Kilobaser ist ein Grazer Startup, das mit seinem „DNA-Printer“ verhältnismäßig schnell, günstig und einfach sogenannte DNA-Primer herstellt. Dabei handelt es sich um kurze DNA-Stränge, die in der einschlägigen Forschung eine zentrale Rolle spielen.

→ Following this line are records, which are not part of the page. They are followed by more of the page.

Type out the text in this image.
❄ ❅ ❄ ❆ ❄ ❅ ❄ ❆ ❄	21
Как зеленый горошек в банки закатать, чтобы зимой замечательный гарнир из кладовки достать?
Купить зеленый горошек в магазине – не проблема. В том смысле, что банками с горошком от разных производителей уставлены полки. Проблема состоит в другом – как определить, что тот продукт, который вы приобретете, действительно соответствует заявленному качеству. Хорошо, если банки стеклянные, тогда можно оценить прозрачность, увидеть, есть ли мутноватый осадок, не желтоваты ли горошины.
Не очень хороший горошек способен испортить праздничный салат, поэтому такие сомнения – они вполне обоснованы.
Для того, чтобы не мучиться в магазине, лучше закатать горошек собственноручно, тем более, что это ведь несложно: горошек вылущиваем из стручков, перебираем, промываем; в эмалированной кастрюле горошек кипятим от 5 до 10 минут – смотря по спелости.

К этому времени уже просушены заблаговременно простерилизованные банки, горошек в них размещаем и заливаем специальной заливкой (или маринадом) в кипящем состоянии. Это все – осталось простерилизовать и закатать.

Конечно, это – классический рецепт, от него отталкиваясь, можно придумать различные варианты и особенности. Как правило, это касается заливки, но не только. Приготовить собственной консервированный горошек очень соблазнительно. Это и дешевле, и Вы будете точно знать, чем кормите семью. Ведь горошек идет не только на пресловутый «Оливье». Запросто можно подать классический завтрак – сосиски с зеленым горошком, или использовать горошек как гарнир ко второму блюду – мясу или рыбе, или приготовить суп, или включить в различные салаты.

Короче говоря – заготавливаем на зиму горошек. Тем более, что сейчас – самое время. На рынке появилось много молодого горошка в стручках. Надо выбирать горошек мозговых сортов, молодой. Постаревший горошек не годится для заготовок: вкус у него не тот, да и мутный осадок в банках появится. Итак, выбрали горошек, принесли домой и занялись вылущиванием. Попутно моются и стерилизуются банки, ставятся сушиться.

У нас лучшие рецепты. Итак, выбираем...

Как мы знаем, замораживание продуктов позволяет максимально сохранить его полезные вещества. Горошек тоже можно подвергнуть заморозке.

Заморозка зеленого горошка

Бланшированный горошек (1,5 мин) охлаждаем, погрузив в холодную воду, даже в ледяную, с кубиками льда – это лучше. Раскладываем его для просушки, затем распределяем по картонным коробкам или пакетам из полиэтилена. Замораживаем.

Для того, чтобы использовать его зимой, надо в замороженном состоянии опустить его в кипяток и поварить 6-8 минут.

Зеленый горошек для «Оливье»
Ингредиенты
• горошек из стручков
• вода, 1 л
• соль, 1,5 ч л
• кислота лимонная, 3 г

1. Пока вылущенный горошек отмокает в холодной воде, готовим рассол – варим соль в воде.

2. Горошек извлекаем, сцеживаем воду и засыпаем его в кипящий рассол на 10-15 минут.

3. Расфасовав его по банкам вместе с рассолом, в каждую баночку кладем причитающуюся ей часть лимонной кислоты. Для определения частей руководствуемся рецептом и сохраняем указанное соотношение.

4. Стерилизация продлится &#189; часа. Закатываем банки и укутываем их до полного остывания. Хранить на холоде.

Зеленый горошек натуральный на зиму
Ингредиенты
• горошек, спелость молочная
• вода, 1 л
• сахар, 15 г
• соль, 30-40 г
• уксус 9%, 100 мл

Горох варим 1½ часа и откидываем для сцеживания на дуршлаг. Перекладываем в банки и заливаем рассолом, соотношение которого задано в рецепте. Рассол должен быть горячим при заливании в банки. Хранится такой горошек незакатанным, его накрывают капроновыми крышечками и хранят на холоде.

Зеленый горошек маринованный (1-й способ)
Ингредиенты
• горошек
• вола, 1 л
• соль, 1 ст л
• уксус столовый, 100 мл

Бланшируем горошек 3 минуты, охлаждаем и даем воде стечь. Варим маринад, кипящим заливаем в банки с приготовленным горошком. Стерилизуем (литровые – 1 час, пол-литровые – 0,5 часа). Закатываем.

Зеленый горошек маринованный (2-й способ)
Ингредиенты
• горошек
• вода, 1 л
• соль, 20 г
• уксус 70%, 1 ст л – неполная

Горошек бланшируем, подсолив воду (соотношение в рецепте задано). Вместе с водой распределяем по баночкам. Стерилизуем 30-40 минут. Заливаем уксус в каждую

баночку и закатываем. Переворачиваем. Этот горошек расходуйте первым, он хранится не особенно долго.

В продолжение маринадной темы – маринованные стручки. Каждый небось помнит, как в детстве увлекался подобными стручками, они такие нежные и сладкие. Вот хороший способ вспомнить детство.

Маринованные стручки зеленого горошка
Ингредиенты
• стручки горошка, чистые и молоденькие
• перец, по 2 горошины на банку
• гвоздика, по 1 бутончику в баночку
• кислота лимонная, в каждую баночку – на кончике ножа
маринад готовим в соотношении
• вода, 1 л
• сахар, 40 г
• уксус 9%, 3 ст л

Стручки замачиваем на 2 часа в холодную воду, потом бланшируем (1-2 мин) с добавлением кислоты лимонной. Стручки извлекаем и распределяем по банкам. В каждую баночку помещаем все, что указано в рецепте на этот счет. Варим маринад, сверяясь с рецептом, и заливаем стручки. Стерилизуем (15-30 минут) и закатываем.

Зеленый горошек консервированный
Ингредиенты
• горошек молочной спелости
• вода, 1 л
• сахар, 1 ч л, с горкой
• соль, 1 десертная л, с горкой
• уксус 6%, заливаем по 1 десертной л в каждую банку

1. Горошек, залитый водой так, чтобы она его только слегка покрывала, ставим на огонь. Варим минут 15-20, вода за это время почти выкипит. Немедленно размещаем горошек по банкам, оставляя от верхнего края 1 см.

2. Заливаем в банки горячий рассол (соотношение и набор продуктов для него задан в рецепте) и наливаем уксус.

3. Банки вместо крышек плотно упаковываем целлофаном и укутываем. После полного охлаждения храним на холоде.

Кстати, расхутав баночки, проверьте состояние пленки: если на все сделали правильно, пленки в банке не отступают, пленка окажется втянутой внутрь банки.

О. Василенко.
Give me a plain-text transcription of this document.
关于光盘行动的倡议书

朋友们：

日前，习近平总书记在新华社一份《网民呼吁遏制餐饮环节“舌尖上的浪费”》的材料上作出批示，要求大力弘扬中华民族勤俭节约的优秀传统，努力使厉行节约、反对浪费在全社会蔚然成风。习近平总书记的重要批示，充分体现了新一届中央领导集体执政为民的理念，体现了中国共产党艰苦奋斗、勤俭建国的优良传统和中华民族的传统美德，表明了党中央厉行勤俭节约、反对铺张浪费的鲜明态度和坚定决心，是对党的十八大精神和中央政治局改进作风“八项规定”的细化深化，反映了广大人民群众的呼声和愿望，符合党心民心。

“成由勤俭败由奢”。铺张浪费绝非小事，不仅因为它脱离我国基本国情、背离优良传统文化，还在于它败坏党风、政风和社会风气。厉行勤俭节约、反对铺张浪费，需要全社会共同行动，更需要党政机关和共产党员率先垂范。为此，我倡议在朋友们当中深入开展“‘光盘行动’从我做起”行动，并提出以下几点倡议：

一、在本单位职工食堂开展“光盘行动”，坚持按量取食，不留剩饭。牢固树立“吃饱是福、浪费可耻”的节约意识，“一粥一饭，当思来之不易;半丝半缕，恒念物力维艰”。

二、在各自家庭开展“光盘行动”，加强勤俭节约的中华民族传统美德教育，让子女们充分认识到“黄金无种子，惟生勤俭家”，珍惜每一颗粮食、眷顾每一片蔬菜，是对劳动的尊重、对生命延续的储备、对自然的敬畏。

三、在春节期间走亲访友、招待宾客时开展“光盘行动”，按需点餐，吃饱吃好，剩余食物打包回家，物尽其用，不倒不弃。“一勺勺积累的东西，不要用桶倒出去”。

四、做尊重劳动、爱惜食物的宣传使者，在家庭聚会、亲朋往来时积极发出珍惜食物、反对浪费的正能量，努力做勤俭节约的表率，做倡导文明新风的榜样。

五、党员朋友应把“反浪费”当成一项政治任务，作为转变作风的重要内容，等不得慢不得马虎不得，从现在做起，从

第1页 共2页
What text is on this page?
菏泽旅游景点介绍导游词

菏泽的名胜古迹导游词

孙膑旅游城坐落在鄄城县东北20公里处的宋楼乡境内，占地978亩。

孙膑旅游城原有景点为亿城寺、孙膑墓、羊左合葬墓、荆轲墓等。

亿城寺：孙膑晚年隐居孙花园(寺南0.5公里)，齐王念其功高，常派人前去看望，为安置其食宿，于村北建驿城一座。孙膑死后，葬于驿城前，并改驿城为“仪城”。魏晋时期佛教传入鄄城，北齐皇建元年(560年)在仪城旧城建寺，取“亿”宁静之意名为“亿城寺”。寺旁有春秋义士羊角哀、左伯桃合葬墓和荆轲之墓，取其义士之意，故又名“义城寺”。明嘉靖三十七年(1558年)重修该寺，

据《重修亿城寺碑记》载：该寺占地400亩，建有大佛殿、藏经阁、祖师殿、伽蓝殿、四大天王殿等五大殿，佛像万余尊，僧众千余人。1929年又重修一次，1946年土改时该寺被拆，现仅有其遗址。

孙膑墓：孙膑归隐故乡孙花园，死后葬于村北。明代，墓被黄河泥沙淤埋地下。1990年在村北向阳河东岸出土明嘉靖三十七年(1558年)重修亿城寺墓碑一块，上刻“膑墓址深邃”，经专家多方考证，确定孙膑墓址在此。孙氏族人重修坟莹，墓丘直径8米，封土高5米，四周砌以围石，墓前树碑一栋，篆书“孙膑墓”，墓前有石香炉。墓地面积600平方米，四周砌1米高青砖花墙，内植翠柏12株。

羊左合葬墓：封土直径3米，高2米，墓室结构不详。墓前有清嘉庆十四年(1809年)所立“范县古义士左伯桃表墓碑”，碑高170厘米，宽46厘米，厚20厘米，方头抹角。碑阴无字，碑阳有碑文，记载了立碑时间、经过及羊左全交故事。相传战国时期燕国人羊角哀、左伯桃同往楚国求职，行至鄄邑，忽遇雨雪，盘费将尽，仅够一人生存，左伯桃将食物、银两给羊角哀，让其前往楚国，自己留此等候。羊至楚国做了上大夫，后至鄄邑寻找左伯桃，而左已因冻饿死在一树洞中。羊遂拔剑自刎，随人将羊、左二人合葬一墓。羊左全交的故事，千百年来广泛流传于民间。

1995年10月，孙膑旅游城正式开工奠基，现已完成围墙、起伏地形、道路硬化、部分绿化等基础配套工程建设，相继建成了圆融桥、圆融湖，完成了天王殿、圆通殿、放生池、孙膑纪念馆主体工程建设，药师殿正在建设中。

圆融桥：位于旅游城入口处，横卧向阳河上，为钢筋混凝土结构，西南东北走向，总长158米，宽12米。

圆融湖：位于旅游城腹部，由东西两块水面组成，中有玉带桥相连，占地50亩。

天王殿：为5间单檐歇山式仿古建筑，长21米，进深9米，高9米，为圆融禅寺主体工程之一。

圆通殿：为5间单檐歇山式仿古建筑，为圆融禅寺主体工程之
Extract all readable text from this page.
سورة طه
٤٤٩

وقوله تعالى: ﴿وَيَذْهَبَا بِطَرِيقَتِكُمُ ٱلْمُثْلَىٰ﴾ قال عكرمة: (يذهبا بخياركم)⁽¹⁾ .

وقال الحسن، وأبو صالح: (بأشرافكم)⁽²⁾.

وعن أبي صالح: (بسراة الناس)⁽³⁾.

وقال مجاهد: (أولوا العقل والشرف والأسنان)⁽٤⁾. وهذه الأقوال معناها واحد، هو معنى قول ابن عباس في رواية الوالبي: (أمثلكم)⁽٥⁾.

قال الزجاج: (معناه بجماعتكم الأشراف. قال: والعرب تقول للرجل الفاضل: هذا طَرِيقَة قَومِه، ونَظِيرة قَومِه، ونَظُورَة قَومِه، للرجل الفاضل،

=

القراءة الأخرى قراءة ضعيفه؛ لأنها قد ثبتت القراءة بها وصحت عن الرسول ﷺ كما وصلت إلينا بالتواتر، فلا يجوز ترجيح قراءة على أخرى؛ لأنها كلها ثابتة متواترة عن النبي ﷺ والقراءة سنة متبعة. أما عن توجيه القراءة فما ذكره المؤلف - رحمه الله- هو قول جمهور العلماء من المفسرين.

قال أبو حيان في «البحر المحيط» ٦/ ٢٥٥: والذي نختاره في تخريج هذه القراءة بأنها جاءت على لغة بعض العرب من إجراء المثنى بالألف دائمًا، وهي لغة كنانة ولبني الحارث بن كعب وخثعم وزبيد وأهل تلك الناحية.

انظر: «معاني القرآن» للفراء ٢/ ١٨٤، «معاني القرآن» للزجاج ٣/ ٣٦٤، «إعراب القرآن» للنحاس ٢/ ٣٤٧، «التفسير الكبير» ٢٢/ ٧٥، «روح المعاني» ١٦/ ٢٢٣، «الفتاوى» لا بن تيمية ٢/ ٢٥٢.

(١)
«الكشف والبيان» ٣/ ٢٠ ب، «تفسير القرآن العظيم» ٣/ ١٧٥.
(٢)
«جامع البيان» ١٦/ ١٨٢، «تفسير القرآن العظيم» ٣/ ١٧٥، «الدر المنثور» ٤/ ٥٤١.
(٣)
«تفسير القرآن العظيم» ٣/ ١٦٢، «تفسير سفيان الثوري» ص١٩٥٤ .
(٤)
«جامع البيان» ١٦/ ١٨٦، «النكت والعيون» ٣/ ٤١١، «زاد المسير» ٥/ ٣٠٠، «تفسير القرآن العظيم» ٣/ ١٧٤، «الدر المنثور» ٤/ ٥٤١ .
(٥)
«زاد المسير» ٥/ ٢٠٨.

Üblicherweise beziehen Labore diese Primer von großen Anbietern, die diese zentral produzieren. Mit dem DNA/RNA-Synthesizer des Startups können diese sich dagegen die Stränge selbst nach ihren Bedürfnissen drucken.

Mit seinem DNA-Synthesizer schaffte Kilobaser es auch in den renommierten US-Accelerator Y-Combinator. Und gründete danach eine Niederlassung in den USA, die zur Muttergesellschaft wurde. Doch dann schlitterte die österreichische Kilobaser GmbH in Konkurs, wie brutkasten berichtete.

Im Juli des vergangenen Jahres hatte Co-Founder Alexander Murer auf Anfrage gemeint: „Zu den Assets und weiteren Plänen kann ich derzeit nichts sagen“. Nun ist klar, wie es weiterging.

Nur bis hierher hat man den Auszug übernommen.